Hochkultur oder KULTUR ist eine Auswahl, man könnte auch sagen ein Kanon. Aus den diversen möglichen Kleinigkeiten, die in einer kulturellen Landschaft entstehen, werden wenige ausgesucht, die fortan den Maßstab bilden. Eagleton: „Hohe Kultur stellt einen direkten Stromkreis zwischen dem Individuellen und dem Allgemeinen her, unter Umgehung alles willkürlich Partikularen.“ Und in Zeiten zusammengestrichener Kulturförderung und schrumpfender Feuilletons wird diese Auswahl immer exklusiver.
Wenn wir hier unsere Texte zur Hochkultur notieren, dann treffen wir genauso eine Auswahl. Wer schreibt, wählt individuell, worüber er berichten will und postet es dann in der Allgemeinheit der Schönschrift-Beiträge.

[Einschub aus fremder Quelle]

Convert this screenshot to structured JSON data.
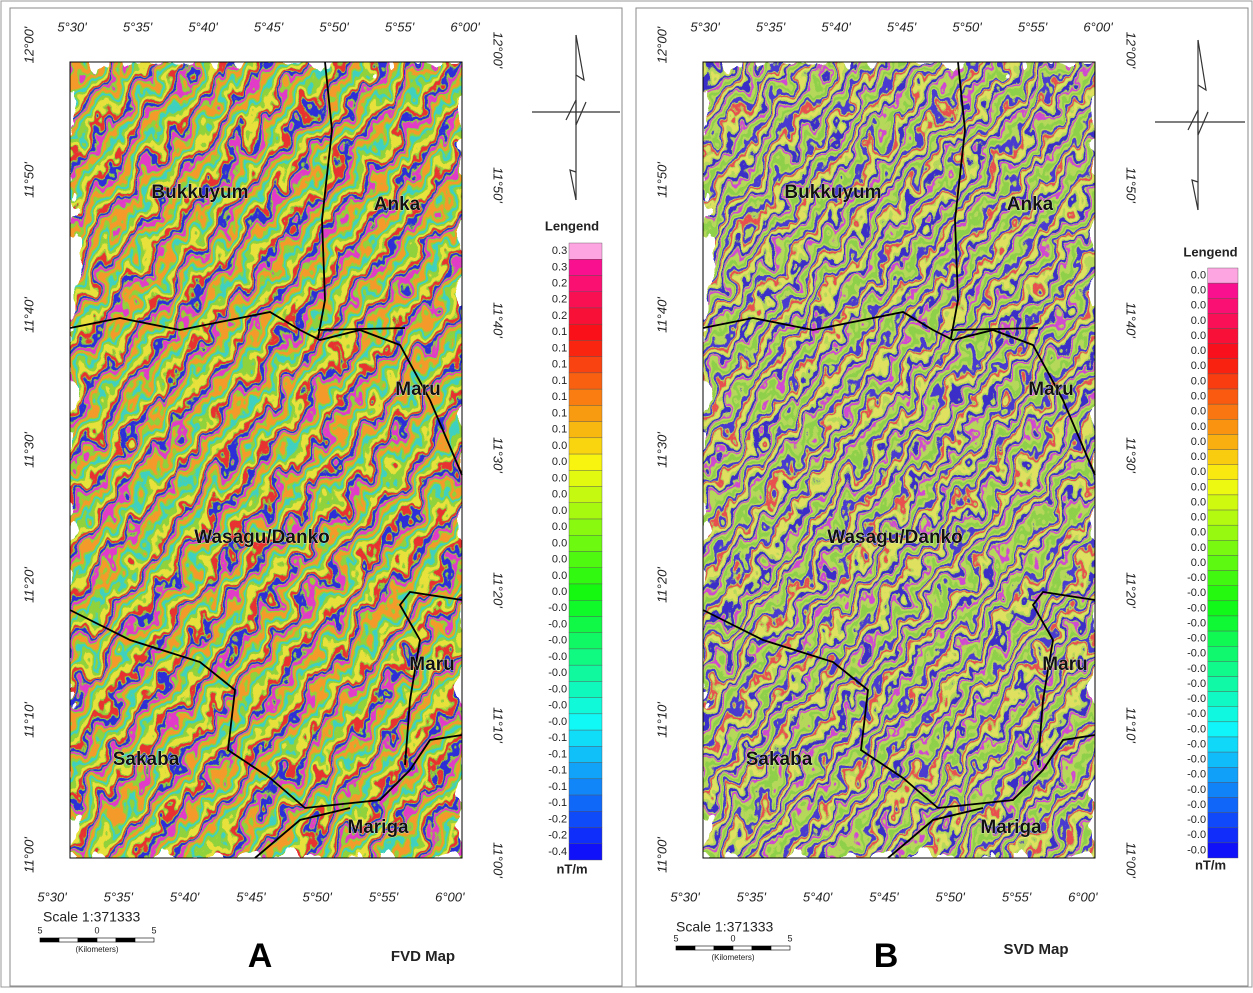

Trotzdem versuchen wir uns vom Partikularen genau so inspirieren zu lassen, wie von unserem „zivilisierten“ Background. Dabei kommt Populäres auf die Agenda, Massen-, Produkt- oder Netzkultur. Wir halten die Augen nach Randständigem auf, das zwar zum Kulturbetrieb aber nicht zum Mainstream und schon gar nicht zum Kanon gehört. Besonders viel Freude macht uns der künstlerische Nachwuchs, dem wir uns ein bisschen verwandt fühlen und der noch in keinem festen Begriff verankert ist. Und natürlich notieren wir in Schönschrift jede Menge astreine Hochkultur.
Denn selbstverständlich lassen wir uns gerne von jeder Art Kultur berühren (Oh doch, Herr Assheuer!), welcher Begriff sie auch immer bezeichnet. Es ist nur so, dass einem im kulturellen Alltag ohnehin fast nur die Großen begegnen. Weil die Auswahl eben nicht nur jene ist, die die Zeitungsredakteure für ihren Kulturteil treffen, sondern schon vorher getroffen wurde. Es geht nicht „nur“ um Aufmerksamkeit sondern um finanzielle Fakten bei der Verteilung von Produktionsförderungen. Hier ist Hochkultur, wer nicht jede Saison um seine Mittel bangen muss, der Rest verschwindet. Und Hochkultur ist für uns, das Gespür für diese Produktionshintergründe der hehren Kunst mit notieren zu lassen.